The oldest and original colonial homes in these territories would have been single story, single room houses with thatched and/or flat roofs. With their characteristic lime mortar whitewashed adobe walls they would have been very reminiscent of the ‘peasant’ homes back in Spain. The Spanish building styles and techniques originated in climates very similar to those subsequently encountered in the New World and so their features were well designed to deal with the heat experienced there. Cooling porches were built to provide shelter from the most extreme of the weather and the temperature within the buildings would have been regulated through the use of the thick adobe or stone walls and wooden shutters on the windows. As the buildings developed, and the settlers became more prosperous, they would have taken on second stories with porches and balconies and even ornamentation on their stucco walls.
Public buildings such as churches carried much grander and elaborate ornamentation on a far larger scale to reflect the catholic churches and cathedrals of the Spanish homeland. In contrast to the functional homesteads they were built to dominate and inspire the local inhabitants and advertise the power and authority of both the Spanish and the mother church. They therefore reflected the latest European styles of the age, principally Baroque, but also Neo-Classical and Renaissance and were complete with colourful and extravagantly decorated internal spaces.
Perhaps one of the most enduring legacies of Spanish building however was the popularisation of the idea of organised town planning. The idea of laying out streets in predefined grids with open public spaces, such as central plazas, and prominent public buildings.

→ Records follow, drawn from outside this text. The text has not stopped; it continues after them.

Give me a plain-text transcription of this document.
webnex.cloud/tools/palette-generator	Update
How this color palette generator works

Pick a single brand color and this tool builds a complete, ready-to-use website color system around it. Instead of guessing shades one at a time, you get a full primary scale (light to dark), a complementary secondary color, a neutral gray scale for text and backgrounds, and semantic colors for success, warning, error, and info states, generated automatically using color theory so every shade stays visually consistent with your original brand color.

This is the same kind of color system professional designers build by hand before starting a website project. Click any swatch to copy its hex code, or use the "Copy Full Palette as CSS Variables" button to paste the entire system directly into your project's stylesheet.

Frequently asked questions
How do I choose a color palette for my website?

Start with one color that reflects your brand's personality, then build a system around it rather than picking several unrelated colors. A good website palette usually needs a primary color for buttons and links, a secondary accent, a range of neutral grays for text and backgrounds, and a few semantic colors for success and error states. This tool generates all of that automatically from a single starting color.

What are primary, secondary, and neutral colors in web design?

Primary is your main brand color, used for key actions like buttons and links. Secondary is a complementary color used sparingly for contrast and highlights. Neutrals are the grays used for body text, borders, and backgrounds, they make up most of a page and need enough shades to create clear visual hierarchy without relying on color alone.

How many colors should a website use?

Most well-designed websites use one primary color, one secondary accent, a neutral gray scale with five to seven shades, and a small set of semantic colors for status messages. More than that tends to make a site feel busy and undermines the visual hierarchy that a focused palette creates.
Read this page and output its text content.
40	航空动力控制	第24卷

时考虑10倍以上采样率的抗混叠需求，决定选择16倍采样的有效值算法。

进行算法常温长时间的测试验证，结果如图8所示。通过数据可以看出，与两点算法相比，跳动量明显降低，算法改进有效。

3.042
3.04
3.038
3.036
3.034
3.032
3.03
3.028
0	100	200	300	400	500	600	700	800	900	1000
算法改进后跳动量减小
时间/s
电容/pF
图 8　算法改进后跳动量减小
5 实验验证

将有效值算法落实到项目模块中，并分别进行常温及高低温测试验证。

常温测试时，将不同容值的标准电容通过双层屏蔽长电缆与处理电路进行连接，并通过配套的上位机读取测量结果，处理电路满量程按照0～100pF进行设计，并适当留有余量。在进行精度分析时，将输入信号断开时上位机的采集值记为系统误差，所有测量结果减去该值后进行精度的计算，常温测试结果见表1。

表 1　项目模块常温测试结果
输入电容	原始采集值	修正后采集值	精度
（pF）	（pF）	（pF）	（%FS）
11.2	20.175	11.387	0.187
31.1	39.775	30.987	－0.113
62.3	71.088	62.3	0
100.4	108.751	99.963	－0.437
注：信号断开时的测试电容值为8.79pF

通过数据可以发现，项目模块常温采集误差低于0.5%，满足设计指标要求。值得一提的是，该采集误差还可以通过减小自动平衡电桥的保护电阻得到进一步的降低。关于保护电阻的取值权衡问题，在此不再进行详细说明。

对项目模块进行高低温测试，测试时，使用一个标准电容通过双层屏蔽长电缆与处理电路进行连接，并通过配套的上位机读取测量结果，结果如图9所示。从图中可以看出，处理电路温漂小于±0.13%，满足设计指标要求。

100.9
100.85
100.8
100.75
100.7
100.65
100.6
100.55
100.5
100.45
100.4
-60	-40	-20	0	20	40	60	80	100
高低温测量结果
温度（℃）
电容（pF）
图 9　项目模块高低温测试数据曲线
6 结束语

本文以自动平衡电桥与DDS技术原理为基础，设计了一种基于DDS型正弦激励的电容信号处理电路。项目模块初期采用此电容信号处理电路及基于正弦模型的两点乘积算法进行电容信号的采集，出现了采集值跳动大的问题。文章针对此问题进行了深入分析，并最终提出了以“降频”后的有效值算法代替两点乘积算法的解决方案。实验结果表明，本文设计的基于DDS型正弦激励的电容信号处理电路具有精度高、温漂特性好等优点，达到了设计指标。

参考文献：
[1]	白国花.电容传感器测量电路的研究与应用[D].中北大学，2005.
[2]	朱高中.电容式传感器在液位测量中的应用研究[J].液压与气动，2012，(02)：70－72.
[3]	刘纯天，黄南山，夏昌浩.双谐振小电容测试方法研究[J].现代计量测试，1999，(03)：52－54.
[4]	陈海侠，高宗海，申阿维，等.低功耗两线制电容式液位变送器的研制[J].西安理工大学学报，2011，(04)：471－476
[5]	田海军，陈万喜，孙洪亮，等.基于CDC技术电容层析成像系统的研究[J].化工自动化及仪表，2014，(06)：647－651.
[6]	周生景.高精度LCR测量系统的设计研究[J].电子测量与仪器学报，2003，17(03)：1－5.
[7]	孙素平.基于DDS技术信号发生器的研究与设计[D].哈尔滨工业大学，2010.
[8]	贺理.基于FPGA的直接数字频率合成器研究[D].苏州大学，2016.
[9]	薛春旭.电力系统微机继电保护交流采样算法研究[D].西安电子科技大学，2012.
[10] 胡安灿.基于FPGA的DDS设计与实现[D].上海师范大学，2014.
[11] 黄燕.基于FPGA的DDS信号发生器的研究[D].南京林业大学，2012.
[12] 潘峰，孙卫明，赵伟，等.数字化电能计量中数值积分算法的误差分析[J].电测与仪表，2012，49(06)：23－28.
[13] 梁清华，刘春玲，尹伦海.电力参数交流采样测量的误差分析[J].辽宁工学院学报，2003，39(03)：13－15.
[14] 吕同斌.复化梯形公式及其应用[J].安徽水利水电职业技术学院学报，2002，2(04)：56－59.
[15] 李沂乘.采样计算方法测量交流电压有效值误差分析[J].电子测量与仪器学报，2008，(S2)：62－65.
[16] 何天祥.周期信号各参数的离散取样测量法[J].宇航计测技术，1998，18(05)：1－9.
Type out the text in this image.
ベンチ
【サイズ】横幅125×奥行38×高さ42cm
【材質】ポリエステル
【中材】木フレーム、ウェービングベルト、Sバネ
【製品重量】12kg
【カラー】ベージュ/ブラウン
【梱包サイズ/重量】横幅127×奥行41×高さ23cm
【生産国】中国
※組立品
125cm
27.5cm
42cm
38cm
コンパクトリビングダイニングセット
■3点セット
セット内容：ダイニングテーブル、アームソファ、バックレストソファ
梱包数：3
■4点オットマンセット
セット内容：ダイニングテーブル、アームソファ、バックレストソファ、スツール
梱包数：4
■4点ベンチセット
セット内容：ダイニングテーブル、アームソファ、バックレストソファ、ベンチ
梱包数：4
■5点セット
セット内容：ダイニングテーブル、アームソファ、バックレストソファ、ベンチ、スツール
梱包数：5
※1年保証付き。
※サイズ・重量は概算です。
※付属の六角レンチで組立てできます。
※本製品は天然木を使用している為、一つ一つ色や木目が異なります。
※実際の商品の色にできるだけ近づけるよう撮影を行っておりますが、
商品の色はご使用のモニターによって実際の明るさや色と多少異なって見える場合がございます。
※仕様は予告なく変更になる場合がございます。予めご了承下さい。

Towns were planned meticulously to give the key public buildings pride of place as well as to provide space for key social, communal and military functions within the town. Guidelines were even prescribed by the monarchy so that the town’s layout and its buildings therein would all work together to meet these aims. At the heart of these planned towns would be the impressive, dominating and awe inspiring churches and cathedrals that the Spanish built to spread the messages of their mission in the New World.
North America is, in every sense, a melting pot of cultural influences and this can be seen very clearly in its architectural styles. Influences may have travelled across the seas from the Old World of its European settlers but they have evolved and taken on characteristics of their own to suit both the demands of the new environments and the fashions of the inhabitants.